Ленькин салют
Но вот в доске скрипнуло, сучок выпал из своего, гнезда, и она снова слышит торопливый шепот:
— Ничего, что бьют. Выдержу… Пусть хоть удавят, ничего не скажу.
— Держись, Леня. Держись!.. Будь мужественным, — горячо прошептала Женя.
Топот ног, гул голосов опять заглушили Ленькин голоски она расслышала только его последний вопрос:
— Как мои голуби?
В эти минуты думать, беспокоиться о голубях! Как это похоже на Леньку. Женя постаралась успокоить его, рассказав о том, что ребята заботятся о птицах, кормят и оберегают их.
Несколько секунд Ленька молчал, а затем, вздохнув, сказал:
— Ты возьми их себе или Димке отдай, а то все равно постреляют.
И столько в этих словах было тихой грусти, безысходной тоски, что у Жени слезы выступили на глазах. Она хотела ободрить, обнадежить мальчика, но в это время часовой, заметив ее, разразился бранью и угрожающе вскинул автомат:
— Уйди. Стрелять буду.
Женя поспешила отскочить от подвала и скрыться в толпе.
Весь этот день она не находила себе места. Камнем давили сердце предчувствия. Мысленно она возвращалась к последней Ленькиной фразе.
Почему в его голосе было столько печали, мучительной грусти? Слова его о голубях прозвучали, как последняя просьба, как завещание. Или ему объявили, и он знает уже свою судьбу, но, боясь огорчить ее, не решился сказать страшную правду? Сказать, что никому — ни ей, ни матросам, ни Димке с Витькой, теперь не угрожает опасность провала, что он все-все взял на себя…
Но, быть может, она ошибается? Не все ведь еще потеряно. Его могут бросить в концлагерь, наконец, выслать в Германию, как высылают многих. Настанет день, и он обретет свободу, как и другие, томящиеся в неволе…
Утром она немного задержалась, укладывая в мешочек свой свитер, шерстяные носки, кое-что из еды и лакомство — кулек с сушеными фруктами. Она решила отдать охраннику все немецкие марки, что у нее были, лишь бы передать узелок и хотя бы этим порадовать Леньку. Ведь сегодня ему исполнилось пятнадцать лет!
День был выходной. Возле подвала посетителей было больше, чем в обычные дни, и очередь у ворот длинней. Женя подошла к окошку крайней камеры и, выждав, когда рядом никого из посетителей не оказалось, окликнула Леньку.

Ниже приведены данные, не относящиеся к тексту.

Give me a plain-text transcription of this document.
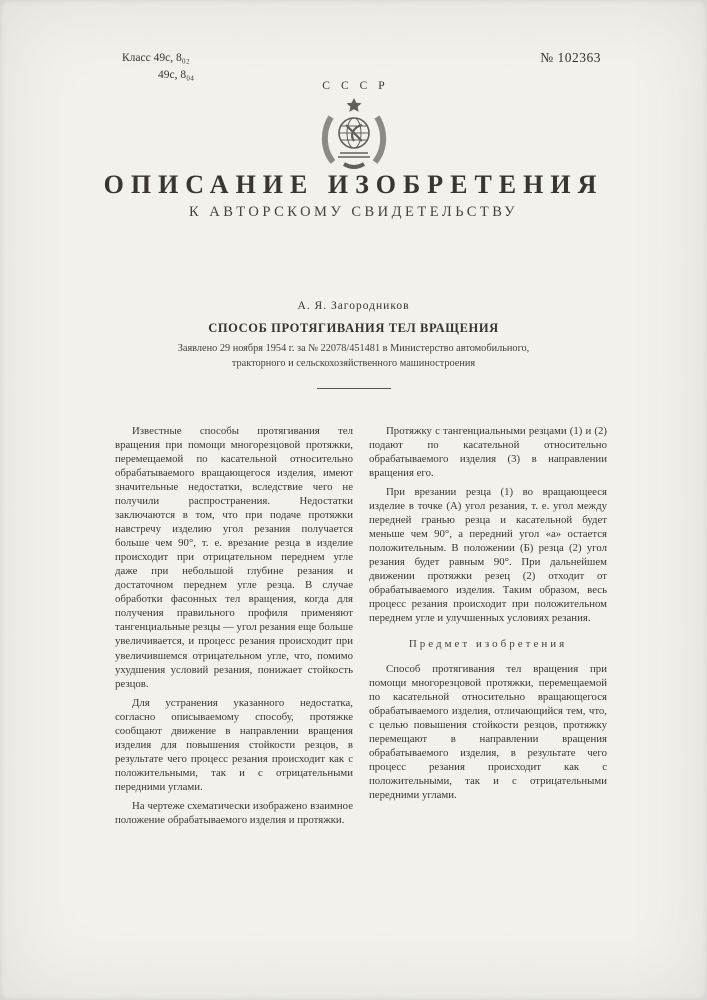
Класс 49с, 8₀₂
49с, 8₀₄
№ 102363
СССР
ОПИСАНИЕ ИЗОБРЕТЕНИЯ
К АВТОРСКОМУ СВИДЕТЕЛЬСТВУ
А. Я. Загородников
СПОСОБ ПРОТЯГИВАНИЯ ТЕЛ ВРАЩЕНИЯ
Заявлено 29 ноября 1954 г. за № 22078/451481 в Министерство автомобильного,
тракторного и сельскохозяйственного машиностроения

Известные способы протягивания тел вращения при помощи многорезцовой протяжки, перемещаемой по касательной относительно обрабатываемого вращающегося изделия, имеют значительные недостатки, вследствие чего не получили распространения. Недостатки заключаются в том, что при подаче протяжки навстречу изделию угол резания получается больше чем 90°, т. е. врезание резца в изделие происходит при отрицательном переднем угле даже при небольшой глубине резания и достаточном переднем угле резца. В случае обработки фасонных тел вращения, когда для получения правильного профиля применяют тангенциальные резцы — угол резания еще больше увеличивается, и процесс резания происходит при увеличившемся отрицательном угле, что, помимо ухудшения условий резания, понижает стойкость резцов.

Для устранения указанного недостатка, согласно описываемому способу, протяжке сообщают движение в направлении вращения изделия для повышения стойкости резцов, в результате чего процесс резания происходит как с положительными, так и с отрицательными передними углами.

На чертеже схематически изображено взаимное положение обрабатываемого изделия и протяжки.

Протяжку с тангенциальными резцами (1) и (2) подают по касательной относительно обрабатываемого изделия (3) в направлении вращения его.

При врезании резца (1) во вращающееся изделие в точке (А) угол резания, т. е. угол между передней гранью резца и касательной будет меньше чем 90°, а передний угол «а» остается положительным. В положении (Б) резца (2) угол резания будет равным 90°. При дальнейшем движении протяжки резец (2) отходит от обрабатываемого изделия. Таким образом, весь процесс резания происходит при положительном переднем угле и улучшенных условиях резания.

Предмет изобретения

Способ протягивания тел вращения при помощи многорезцовой протяжки, перемещаемой по касательной относительно вращающегося обрабатываемого изделия, отличающийся тем, что, с целью повышения стойкости резцов, протяжку перемещают в направлении вращения обрабатываемого изделия, в результате чего процесс резания происходит как с положительными, так и с отрицательными передними углами.
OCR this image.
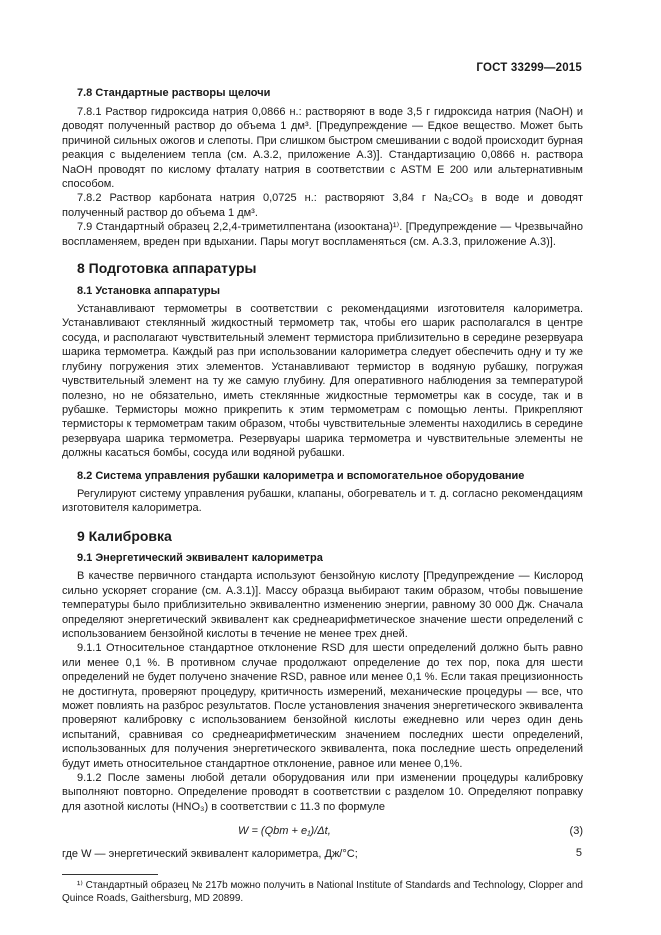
ГОСТ 33299—2015

7.8 Стандартные растворы щелочи

7.8.1 Раствор гидроксида натрия 0,0866 н.: растворяют в воде 3,5 г гидроксида натрия (NaOH) и доводят полученный раствор до объема 1 дм³. [Предупреждение — Едкое вещество. Может быть причиной сильных ожогов и слепоты. При слишком быстром смешивании с водой происходит бурная реакция с выделением тепла (см. А.3.2, приложение А.3)]. Стандартизацию 0,0866 н. раствора NaOH проводят по кислому фталату натрия в соответствии с ASTM E 200 или альтернативным способом.

7.8.2 Раствор карбоната натрия 0,0725 н.: растворяют 3,84 г Na₂CO₃ в воде и доводят полученный раствор до объема 1 дм³.

7.9 Стандартный образец 2,2,4-триметилпентана (изооктана)¹⁾. [Предупреждение — Чрезвычайно воспламеняем, вреден при вдыхании. Пары могут воспламеняться (см. А.3.3, приложение А.3)].

8 Подготовка аппаратуры

8.1 Установка аппаратуры

Устанавливают термометры в соответствии с рекомендациями изготовителя калориметра. Устанавливают стеклянный жидкостный термометр так, чтобы его шарик располагался в центре сосуда, и располагают чувствительный элемент термистора приблизительно в середине резервуара шарика термометра. Каждый раз при использовании калориметра следует обеспечить одну и ту же глубину погружения этих элементов. Устанавливают термистор в водяную рубашку, погружая чувствительный элемент на ту же самую глубину. Для оперативного наблюдения за температурой полезно, но не обязательно, иметь стеклянные жидкостные термометры как в сосуде, так и в рубашке. Термисторы можно прикрепить к этим термометрам с помощью ленты. Прикрепляют термисторы к термометрам таким образом, чтобы чувствительные элементы находились в середине резервуара шарика термометра. Резервуары шарика термометра и чувствительные элементы не должны касаться бомбы, сосуда или водяной рубашки.

8.2 Система управления рубашки калориметра и вспомогательное оборудование

Регулируют систему управления рубашки, клапаны, обогреватель и т. д. согласно рекомендациям изготовителя калориметра.

9 Калибровка

9.1 Энергетический эквивалент калориметра

В качестве первичного стандарта используют бензойную кислоту [Предупреждение — Кислород сильно ускоряет сгорание (см. А.3.1)]. Массу образца выбирают таким образом, чтобы повышение температуры было приблизительно эквивалентно изменению энергии, равному 30 000 Дж. Сначала определяют энергетический эквивалент как среднеарифметическое значение шести определений с использованием бензойной кислоты в течение не менее трех дней.

9.1.1 Относительное стандартное отклонение RSD для шести определений должно быть равно или менее 0,1 %. В противном случае продолжают определение до тех пор, пока для шести определений не будет получено значение RSD, равное или менее 0,1 %. Если такая прецизионность не достигнута, проверяют процедуру, критичность измерений, механические процедуры — все, что может повлиять на разброс результатов. После установления значения энергетического эквивалента проверяют калибровку с использованием бензойной кислоты ежедневно или через один день испытаний, сравнивая со среднеарифметическим значением последних шести определений, использованных для получения энергетического эквивалента, пока последние шесть определений будут иметь относительное стандартное отклонение, равное или менее 0,1%.

9.1.2 После замены любой детали оборудования или при изменении процедуры калибровку выполняют повторно. Определение проводят в соответствии с разделом 10. Определяют поправку для азотной кислоты (HNO₃) в соответствии с 11.3 по формуле

W = (Qbm + e₁)/Δt,	(3)

где W — энергетический эквивалент калориметра, Дж/°С;

¹⁾ Стандартный образец № 217b можно получить в National Institute of Standards and Technology, Clopper and Quince Roads, Gaithersburg, MD 20899.

5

Но сучок в доске не проваливался, и Ленька не отзывался. Чтобы не привлечь внимания Ахмета, стоявшего у ворот, она затерялась в толпе, а спустя немного времени вернулась и снова дважды позвала. Но и на этот раз Ленька не подошел к окошку.
Почему он молчит? Или нынче он в другой камере? Напевая, она, как вчера, стала прохаживаться у стены по тротуару.

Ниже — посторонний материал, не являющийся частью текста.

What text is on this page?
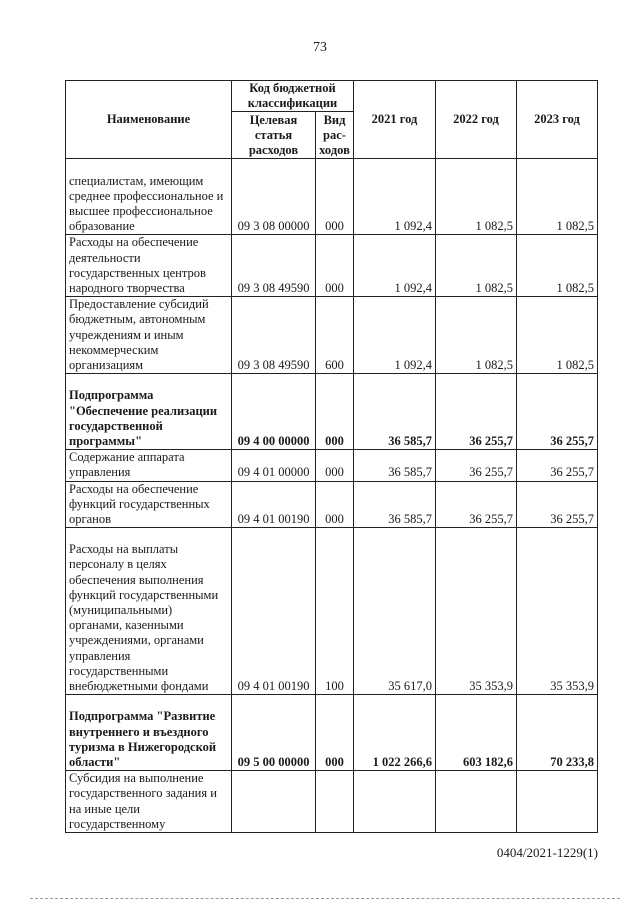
73
Наименование	Код бюджетной классификации		2021 год	2022 год	2023 год
	Целевая статья расходов	Вид рас-ходов			
специалистам, имеющим среднее профессиональное и высшее профессиональное образование	09 3 08 00000	000	1 092,4	1 082,5	1 082,5
Расходы на обеспечение деятельности государственных центров народного творчества	09 3 08 49590	000	1 092,4	1 082,5	1 082,5
Предоставление субсидий бюджетным, автономным учреждениям и иным некоммерческим организациям	09 3 08 49590	600	1 092,4	1 082,5	1 082,5
Подпрограмма "Обеспечение реализации государственной программы"	09 4 00 00000	000	36 585,7	36 255,7	36 255,7
Содержание аппарата управления	09 4 01 00000	000	36 585,7	36 255,7	36 255,7
Расходы на обеспечение функций государственных органов	09 4 01 00190	000	36 585,7	36 255,7	36 255,7
Расходы на выплаты персоналу в целях обеспечения выполнения функций государственными (муниципальными) органами, казенными учреждениями, органами управления государственными внебюджетными фондами	09 4 01 00190	100	35 617,0	35 353,9	35 353,9
Подпрограмма "Развитие внутреннего и въездного туризма в Нижегородской области"	09 5 00 00000	000	1 022 266,6	603 182,6	70 233,8
Субсидия на выполнение государственного задания и на иные цели государственному					
0404/2021-1229(1)
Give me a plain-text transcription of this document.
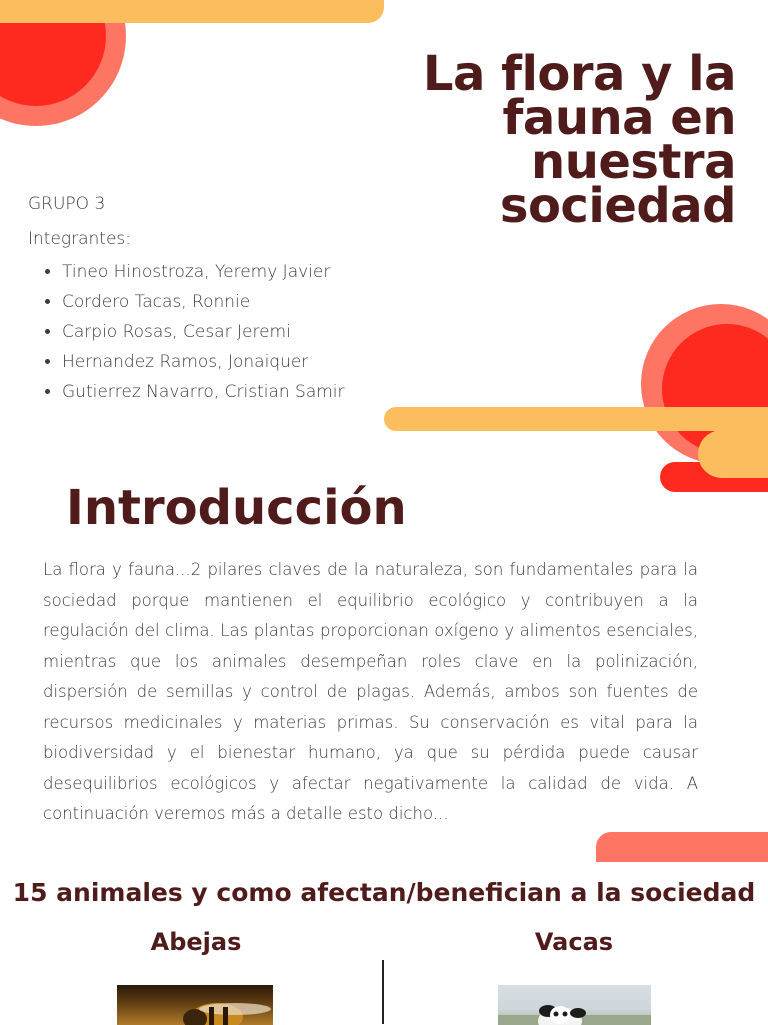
La flora y la
fauna en
nuestra
sociedad
GRUPO 3
Integrantes:
• Tineo Hinostroza, Yeremy Javier
• Cordero Tacas, Ronnie
• Carpio Rosas, Cesar Jeremi
• Hernandez Ramos, Jonaiquer
• Gutierrez Navarro, Cristian Samir
Introducción

La flora y fauna...2 pilares claves de la naturaleza, son fundamentales para la sociedad porque mantienen el equilibrio ecológico y contribuyen a la regulación del clima. Las plantas proporcionan oxígeno y alimentos esenciales, mientras que los animales desempeñan roles clave en la polinización, dispersión de semillas y control de plagas. Además, ambos son fuentes de recursos medicinales y materias primas. Su conservación es vital para la biodiversidad y el bienestar humano, ya que su pérdida puede causar desequilibrios ecológicos y afectar negativamente la calidad de vida. A continuación veremos más a detalle esto dicho...

15 animales y como afectan/benefician a la sociedad
Abejas	Vacas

Прошло четверть часа, но Ленька и на песню не откликнулся. Женя решила попробовать проникнуть за ворота или на худой конец вручить передачу. Держа в руке деньги так, чтобы Ахмет мог их видеть, она подошла и спросила его, в какую камеру переведен Ленька.
Взгляд часового скользнул по ее руке. Не стесняясь других посетителей, он ловким привычным движением зажал деньги в кулаке и ответил:
— Нет твой Ленька. Он там, — Ахмет указал большим пальцем куда-то вверх через плечо.
— Где «там»? — не поняла Женя. — На допросе?
— Твой Ленька песни поет на Луна. — Ахмет расхохотался, довольный своей шуткой. — Нэ понымаешь? Его расстрелял. — Для большей выразительности он прижал к животу висевший на ремне автомат и повел им из стороны в сторону.
Женя покачнулась, как от удара, и отступила назад.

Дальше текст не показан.